WLFW is a southern gospel-formatted radio station located in Johnston, South Carolina, and is part of the Augusta, Georgia, radio market (mostly on the South Carolina side of the Savannah River). The station is licensed by the Federal Communications Commission (FCC) to broadcast at 92.7 FM with an effective radiated power (ERP) of 1.8 kW.

==History==
WLFW signed on August 26, 1985, as WKSX-FM, the FM to WJES (1190 AM), simulcasting full-time. Both stations had a mostly satellite-fed adult contemporary format, with local high school sports. For a time in the late 1980s/early 1990s, the station would feature album rock at night, but was gone by the fall of 1991, replaced with oldies. The station segued into oldies full-time by 1992 as "Oldies 92.7".
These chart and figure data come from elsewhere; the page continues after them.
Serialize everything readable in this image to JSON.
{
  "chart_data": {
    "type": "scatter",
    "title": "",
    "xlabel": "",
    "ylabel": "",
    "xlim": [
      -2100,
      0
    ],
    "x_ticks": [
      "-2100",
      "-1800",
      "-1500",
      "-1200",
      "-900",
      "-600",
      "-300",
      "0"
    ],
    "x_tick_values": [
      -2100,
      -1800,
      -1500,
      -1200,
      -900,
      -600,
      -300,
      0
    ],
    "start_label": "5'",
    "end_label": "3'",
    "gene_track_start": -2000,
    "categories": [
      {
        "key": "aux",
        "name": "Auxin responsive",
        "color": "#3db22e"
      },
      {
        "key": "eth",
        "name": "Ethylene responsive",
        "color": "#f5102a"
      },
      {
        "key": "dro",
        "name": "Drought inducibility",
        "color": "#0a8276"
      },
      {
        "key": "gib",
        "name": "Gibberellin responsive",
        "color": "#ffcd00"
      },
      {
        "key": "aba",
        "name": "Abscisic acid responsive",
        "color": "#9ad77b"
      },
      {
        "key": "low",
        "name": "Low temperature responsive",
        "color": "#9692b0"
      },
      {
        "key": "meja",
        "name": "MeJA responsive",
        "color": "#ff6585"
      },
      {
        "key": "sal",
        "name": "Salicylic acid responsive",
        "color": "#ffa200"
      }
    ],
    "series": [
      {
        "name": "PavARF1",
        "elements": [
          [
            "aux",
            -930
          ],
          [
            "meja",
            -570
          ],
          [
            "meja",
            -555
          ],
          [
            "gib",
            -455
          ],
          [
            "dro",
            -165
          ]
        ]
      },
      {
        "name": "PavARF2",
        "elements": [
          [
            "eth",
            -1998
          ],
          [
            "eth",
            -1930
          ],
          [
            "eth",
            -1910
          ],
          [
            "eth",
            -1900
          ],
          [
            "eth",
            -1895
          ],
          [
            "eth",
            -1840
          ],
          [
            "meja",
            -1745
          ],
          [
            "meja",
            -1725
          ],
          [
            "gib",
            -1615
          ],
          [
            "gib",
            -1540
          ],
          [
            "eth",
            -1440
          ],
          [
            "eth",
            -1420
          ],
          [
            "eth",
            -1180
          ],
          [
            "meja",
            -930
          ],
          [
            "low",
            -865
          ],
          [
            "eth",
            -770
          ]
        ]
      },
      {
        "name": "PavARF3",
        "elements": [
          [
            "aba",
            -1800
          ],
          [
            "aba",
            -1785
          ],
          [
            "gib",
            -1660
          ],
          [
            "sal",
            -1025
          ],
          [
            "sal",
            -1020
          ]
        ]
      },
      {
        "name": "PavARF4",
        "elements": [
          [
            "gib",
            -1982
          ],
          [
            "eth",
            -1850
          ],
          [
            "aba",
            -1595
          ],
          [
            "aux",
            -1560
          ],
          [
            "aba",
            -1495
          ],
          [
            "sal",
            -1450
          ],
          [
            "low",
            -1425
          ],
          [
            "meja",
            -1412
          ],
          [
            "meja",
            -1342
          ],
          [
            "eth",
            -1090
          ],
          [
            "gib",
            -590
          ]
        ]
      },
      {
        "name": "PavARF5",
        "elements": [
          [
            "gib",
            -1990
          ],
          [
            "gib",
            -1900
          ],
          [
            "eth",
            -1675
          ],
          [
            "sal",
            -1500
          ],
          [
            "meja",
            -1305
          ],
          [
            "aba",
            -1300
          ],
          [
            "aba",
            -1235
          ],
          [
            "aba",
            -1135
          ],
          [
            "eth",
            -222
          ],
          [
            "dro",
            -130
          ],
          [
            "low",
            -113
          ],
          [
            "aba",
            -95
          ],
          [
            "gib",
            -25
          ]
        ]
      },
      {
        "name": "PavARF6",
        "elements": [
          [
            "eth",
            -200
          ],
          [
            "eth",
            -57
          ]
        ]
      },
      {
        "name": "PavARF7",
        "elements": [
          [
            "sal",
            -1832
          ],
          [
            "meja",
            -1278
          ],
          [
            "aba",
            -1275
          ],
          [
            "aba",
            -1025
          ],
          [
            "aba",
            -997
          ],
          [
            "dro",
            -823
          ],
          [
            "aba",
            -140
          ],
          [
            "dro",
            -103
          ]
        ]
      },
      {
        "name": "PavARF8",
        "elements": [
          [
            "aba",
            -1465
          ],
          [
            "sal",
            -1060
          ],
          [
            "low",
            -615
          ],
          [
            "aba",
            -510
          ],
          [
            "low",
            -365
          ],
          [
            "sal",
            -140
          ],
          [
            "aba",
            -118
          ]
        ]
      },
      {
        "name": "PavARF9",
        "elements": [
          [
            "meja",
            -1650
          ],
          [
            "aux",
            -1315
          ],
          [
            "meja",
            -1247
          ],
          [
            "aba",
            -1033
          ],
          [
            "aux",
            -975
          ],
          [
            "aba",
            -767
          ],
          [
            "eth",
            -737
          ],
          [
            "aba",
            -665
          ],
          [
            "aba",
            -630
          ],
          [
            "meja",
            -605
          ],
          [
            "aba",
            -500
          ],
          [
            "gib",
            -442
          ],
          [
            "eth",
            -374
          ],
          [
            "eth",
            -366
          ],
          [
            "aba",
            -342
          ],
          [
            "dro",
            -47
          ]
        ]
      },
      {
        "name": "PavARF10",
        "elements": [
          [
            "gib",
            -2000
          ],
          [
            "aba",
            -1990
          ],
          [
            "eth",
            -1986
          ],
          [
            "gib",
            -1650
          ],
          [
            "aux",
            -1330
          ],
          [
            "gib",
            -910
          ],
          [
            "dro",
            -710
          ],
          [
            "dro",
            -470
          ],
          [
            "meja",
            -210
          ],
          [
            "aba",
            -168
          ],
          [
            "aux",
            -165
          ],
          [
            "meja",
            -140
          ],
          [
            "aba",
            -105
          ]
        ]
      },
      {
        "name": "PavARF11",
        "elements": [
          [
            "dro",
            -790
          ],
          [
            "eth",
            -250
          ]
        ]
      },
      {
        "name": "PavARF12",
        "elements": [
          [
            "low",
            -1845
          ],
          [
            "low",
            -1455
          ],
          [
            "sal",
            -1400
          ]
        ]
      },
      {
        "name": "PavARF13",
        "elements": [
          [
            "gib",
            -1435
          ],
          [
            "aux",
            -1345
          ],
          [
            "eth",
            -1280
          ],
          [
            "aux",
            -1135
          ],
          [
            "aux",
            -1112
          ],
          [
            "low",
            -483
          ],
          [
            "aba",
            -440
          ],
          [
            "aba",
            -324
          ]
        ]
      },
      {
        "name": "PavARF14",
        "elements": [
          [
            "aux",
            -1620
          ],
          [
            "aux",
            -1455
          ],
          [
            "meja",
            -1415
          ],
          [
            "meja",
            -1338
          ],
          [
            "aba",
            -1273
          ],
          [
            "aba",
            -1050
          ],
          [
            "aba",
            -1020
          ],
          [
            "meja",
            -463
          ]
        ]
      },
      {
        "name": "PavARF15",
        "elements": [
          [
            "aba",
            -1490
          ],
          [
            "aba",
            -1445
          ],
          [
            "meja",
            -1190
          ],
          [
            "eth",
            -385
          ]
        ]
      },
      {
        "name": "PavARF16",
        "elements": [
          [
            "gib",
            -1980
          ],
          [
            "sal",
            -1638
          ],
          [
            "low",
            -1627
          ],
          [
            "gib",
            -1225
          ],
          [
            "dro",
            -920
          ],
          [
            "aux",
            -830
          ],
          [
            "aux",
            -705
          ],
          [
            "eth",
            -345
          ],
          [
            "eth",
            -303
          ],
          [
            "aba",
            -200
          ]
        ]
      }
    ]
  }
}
In 1996, WKSX-FM was paired with 92.1 WJRQ in Saluda, South Carolina. WJRQ became WJES-FM and both stations became "The Twins", still with an oldies format. This lasted until 2004, when WJES-FM was sold and moved to Irmo, South Carolina, becoming WWNU. After the sale, WKSX-FM continued with the oldies format and featured Carolina beach music programming on the weekends. The station's news and sports programming included NBC News Radio, South Carolina Radio Network and USC Gamecocks athletics.

The station was owned by Michaelsen Communications LLC until it was sold effective October 8, 2020, to the Power Foundation, owner of The Life FM network, which changed the format to southern gospel. Power Foundation paid $180,000 to acquire WKSX-FM. The station changed its call sign on October 9 to WLFW.